TALLAHASSEE, Fla. -- State lawmakers are moving at break-neck speed to ban Internet cafes in Florida following a gambling investigation that resulted in nearly 60 arrests last week and prompted the resignation of Lt. Gov. Jennifer Carroll.
On Monday, the Senate Gaming Committee unanimously passed legislation from Sen. John Thrasher that would ban Internet cafes across Florida. He believes Internet cafes are operating illegally by exploiting a loophole in state law to operate online slot machines.
Sen. Thrasher originally filed a bill to place a moratorium on any new Internet cafes in Florida, but he changed his mind after last week's arrests.
"We cannot wait another year and instead of a moratorium, which is the bill that I originally had introduced to stop further proliferation of what I believed illegal Internet cafes, I think we need an outright ban. The legislature has for several years been dealing with this issue. This is not something new that has just all of a sudden come up, but it's something that has risen to the level of our concern since the events of last week and it has to do with the proliferation of Internet cafes."
The committee's chairman, Sen. Garrett Richter, said the extensive gambling sweep that shut down nearly 50 Internet cafes shows the issue needs immediate attention.
"The events last week made two things very clear to both myself and Sen. Thrasher. Number one, we cannot wait a year to address Internet cafes and number two, that instead of a moratorium we need an outright ban."
But supporters of the facilities pleaded with senators to consider the economic and social impact of the cafes. They said Internet cafes employ about 13,000 people statewide and patrons enjoy a family-like environment at the businesses.
Some wore T-shirts asking for regulation of cafes, rather than an outright ban.
Dustin Luer spoke in support of Internet Cafes, saying Florida is still struggling with high unemployment.
"How are you justifying letting 13,000 employees who are paying taxes that aren't going to be able to find other jobs, how do you justify putting them out of work and it's not just the impact on those 13,000 people. They have kids."
Lori-Ann Chiusano said a lot of seniors find a family-like environment at the cafes.
"Our relationship doesn't just stop there with these people. We visit them in the hospital, we send flowers, when they lose a spouse we go to their memorial service and they're back there with us getting over their loss because this is the time of their lives when they have to go through really hard stuff like this."
Linda Padsick of an Internet cafe called Telesweeps of Clearwater scolded lawmakers for saying the cafes take advantage of poor and elderly people.
She denied that's the case and asked lawmakers to pass new regulations instead of shutting down the businesses.
"It's very offensive to me. I work with these people every day and you're telling me I'm taking advantage of them. That's not the issue. I know there's a fine line between gambling and gaming. All we're asking is that you slow it down. If there needs to be regulations, then regulate it. You have places that you say it's OK. We're just asking for that same opportunity."

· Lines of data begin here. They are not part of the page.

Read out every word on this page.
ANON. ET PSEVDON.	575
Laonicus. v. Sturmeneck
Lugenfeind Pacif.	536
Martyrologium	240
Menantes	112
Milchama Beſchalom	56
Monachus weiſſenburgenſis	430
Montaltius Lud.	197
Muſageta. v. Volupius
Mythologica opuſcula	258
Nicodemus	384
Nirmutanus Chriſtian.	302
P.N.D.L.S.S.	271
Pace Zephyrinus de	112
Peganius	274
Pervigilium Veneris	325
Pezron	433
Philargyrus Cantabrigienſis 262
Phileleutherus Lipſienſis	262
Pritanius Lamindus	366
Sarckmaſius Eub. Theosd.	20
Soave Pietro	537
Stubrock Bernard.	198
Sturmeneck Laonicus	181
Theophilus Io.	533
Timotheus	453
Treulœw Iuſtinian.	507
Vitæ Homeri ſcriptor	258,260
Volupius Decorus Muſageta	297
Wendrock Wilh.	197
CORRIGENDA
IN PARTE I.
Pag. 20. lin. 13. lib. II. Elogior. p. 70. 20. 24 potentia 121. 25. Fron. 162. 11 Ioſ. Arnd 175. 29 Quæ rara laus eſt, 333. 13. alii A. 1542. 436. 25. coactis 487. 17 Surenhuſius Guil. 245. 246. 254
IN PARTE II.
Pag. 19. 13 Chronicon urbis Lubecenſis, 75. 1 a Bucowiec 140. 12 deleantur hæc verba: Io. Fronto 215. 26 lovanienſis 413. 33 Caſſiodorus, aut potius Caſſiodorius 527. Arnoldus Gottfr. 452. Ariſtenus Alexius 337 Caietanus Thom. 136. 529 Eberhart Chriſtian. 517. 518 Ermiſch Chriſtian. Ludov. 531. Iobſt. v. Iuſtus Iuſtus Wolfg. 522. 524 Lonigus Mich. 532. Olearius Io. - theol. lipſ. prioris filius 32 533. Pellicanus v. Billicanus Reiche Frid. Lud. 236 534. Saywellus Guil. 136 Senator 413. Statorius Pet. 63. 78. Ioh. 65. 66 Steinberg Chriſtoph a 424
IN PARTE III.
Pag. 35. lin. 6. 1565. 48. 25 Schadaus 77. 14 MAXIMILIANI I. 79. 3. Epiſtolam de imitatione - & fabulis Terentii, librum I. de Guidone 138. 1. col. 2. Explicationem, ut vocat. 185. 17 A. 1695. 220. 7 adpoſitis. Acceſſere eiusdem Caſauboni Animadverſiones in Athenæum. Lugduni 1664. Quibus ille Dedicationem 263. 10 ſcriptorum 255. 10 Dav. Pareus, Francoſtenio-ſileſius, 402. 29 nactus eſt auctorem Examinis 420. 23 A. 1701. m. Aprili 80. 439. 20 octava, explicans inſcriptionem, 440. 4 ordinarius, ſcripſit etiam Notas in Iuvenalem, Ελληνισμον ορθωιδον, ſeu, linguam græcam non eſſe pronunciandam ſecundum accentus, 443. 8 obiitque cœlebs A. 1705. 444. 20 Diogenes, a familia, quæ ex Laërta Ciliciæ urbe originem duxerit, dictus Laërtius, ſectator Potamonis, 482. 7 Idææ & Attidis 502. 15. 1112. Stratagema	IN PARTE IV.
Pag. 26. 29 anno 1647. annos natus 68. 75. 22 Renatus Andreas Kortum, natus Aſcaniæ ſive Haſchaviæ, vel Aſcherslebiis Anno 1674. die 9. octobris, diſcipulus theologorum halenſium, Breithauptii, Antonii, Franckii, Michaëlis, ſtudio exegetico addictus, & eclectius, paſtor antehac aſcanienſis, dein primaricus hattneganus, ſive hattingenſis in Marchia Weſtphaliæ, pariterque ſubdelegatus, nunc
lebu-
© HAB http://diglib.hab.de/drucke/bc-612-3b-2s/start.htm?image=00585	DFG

Sen. Richter said the Legislature is not aiming to shut down legitimate operators.
"We are not attempting to close down any of these legitimate business models. We are attempting to close down illegitimate businesses that look like a gambling operation, act like a gambling operation, sound and operate like a gambling operation yet insist they are not. If it's a duck, we're calling it a duck. They are illegal."
A House committee passed a similar bill last week and the legislation is on a fast track in that chamber.
Sen. Thrasher says he expects the Senate version to move forward a little slower.